Trump Attorney General

FILE - In this Oct. 28, 2019, file photo, President Donald Trump shakes hands with Attorney General William Barr before Trump signed an executive order creating a commission to study law enforcement and justice at the International Association of Chiefs of Police Convention in Chicago. Attorney General William Barr took a public swipe Thursday at President Donald Trump, saying that the president’s tweets about Justice Department prosecutors and cases “make it impossible for me to do my job.” Barr made the comment during an interview with ABC News just days after the Justice Department overruled its own prosecutors. they had initially recommended in a court filing that President Donald Trump’s longtime ally and confidant Roger Stone be sentenced to 7 to 9 years in prison. But the next day, the Justice Department took the extraordinary step of lowering the amount of prison time it would seek for Stone. (AP Photo/Charles Rex Arbogast, File)

WASHINGTON — Unbowed by a public rebuke from his attorney general, President Donald Trump on Friday declared he has the “legal right” to intervene in criminal cases and sidestep the Justice Department’s historic independence. At the same time, it was revealed federal prosecutors have been ordered to review the criminal case of his former national security adviser.

A day after Attorney General William Barr said the president’s tweets were making it “impossible for me to do my job,” Trump declared he had the right to ask the agency to intervene in cases but so far has “chosen not to.” It was a rare public flare-up of tensions, simmering for weeks at the upper echelon of the Trump administration, as Barr marked one year on the job Friday.

While Barr complained that Trump’s tweets undermine the department’s perception as independent from political interference, he has proven to be eager to deliver on many of the president’s investigative priorities — often laid out by Trump for all to see on Twitter.

The attorney general stepped in this week to alter the sentencing recommendation that Trump had denounced as too harsh for his ally Roger Stone. Also, Justice Department prosecutors are reviewing the handling of the federal investigation into Trump’s former National Security Adviser Michael Flynn, a person familiar with the matter told The Associated Press on Friday. And Barr has appointed a U.S. attorney who is conducting a criminal investigation into the origins of the FBI’s probe of the 2016 election that morphed into special counsel Robert Mueller’s investigation of possible Trump-Russia cooperation.

Flynn has pleaded guilty to lying to the FBI during its probe of ties between the Trump campaign and Russia, but his sentencing has been postponed several times after he complained he was misled during his questioning. The U.S. attorney in St. Louis, Jeff Jensen, is working with Brandon Van Grack, a member of Mueller’s team, to review the Flynn case, a Justice Department official said.

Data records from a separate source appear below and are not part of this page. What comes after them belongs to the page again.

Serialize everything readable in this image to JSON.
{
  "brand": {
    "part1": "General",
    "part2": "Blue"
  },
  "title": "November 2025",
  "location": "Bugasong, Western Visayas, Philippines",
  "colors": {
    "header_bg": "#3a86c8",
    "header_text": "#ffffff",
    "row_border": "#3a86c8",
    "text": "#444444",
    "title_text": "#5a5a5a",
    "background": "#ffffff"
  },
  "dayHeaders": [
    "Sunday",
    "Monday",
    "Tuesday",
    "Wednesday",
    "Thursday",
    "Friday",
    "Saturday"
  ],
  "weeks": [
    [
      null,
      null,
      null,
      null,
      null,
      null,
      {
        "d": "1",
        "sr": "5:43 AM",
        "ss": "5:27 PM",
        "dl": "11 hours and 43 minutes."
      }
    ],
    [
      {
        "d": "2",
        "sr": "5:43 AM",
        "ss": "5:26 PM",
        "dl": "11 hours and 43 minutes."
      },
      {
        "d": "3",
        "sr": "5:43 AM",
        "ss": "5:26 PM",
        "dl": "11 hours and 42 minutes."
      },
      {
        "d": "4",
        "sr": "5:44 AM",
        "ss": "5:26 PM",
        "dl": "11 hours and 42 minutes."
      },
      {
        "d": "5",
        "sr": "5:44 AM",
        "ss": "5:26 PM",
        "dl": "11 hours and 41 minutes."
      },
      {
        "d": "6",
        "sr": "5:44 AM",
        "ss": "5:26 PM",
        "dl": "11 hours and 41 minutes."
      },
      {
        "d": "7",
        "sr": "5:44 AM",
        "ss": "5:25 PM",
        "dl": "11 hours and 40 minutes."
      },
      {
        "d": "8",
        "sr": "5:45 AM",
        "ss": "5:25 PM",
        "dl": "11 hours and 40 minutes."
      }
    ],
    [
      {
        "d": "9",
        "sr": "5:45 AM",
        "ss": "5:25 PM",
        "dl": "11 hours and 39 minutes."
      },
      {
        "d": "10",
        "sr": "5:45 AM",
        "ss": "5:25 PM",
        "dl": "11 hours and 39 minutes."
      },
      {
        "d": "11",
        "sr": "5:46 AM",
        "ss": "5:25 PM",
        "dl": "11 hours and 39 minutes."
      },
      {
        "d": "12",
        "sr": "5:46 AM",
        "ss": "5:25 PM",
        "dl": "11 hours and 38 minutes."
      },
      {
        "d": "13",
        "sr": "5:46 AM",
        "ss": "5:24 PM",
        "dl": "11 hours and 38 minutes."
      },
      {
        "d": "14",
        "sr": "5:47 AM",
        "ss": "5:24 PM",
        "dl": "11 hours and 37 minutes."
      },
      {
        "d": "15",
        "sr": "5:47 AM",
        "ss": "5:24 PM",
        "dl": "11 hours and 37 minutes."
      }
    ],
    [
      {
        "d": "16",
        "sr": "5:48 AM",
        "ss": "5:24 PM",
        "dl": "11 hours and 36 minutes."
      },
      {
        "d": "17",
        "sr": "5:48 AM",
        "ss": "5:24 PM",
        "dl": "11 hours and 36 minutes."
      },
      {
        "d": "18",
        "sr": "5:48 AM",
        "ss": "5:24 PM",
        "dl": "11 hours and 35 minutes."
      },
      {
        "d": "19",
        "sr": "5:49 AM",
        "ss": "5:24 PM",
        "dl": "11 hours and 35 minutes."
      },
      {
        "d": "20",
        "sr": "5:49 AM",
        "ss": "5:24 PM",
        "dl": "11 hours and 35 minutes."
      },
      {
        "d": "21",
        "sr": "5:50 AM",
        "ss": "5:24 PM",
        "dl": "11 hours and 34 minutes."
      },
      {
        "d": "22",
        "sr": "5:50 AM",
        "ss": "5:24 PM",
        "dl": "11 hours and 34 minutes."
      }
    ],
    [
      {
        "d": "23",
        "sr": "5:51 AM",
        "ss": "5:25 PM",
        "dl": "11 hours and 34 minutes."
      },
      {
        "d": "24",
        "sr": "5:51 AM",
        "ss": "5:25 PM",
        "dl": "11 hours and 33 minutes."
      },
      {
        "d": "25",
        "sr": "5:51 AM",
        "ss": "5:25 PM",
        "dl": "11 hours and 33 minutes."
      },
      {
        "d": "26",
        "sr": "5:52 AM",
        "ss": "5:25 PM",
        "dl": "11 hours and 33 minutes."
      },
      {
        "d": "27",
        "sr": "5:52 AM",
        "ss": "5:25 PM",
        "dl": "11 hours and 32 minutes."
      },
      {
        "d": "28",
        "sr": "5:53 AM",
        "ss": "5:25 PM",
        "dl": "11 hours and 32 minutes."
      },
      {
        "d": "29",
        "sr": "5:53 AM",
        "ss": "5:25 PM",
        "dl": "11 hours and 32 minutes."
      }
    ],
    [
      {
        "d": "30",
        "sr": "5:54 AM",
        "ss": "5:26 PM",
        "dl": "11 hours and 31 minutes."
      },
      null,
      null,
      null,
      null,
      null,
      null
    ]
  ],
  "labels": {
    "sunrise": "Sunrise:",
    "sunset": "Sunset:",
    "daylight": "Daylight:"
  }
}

As president, Trump technically has the right to compel the Justice Department, an executive branch agency, to launch investigations. But historically, when it comes to decisions on criminal investigations and prosecutions, Justice has functioned independently, unmoved and unbound by political sway. And that reputation is important to Barr, as he made clear in an interview Thursday on ABC News.

“I’m happy to say that, in fact, the president has never asked me to do anything in a criminal case,” Barr said. “However, to have public statements and tweets made about the department, about our people ... about cases pending in the department, and about judges before whom we have cases, make it impossible for me to do my job and to assure the courts and the prosecutors in the department that we’re doing our work with integrity.”

The attorney general has repeatedly shared the same sentiment in private conversations with the president in recent weeks, telling Trump he was frustrated with the president’s public comments and tweets about Justice Department cases, a person familiar with the matter told the AP. The person was granted anonymity to discuss the private conversations.

Barr was directly asked in the ABC interview whether he believed Trump had the authority to direct him to open an investigation.

In many cases yes, such as “terrorism or fraud by a bank or something like that,” Barr said.

However, “If he were to say, you know, go investigate somebody because — and you sense it’s because they’re a political opponent, then an attorney general shouldn’t carry that out, wouldn’t carry that out.”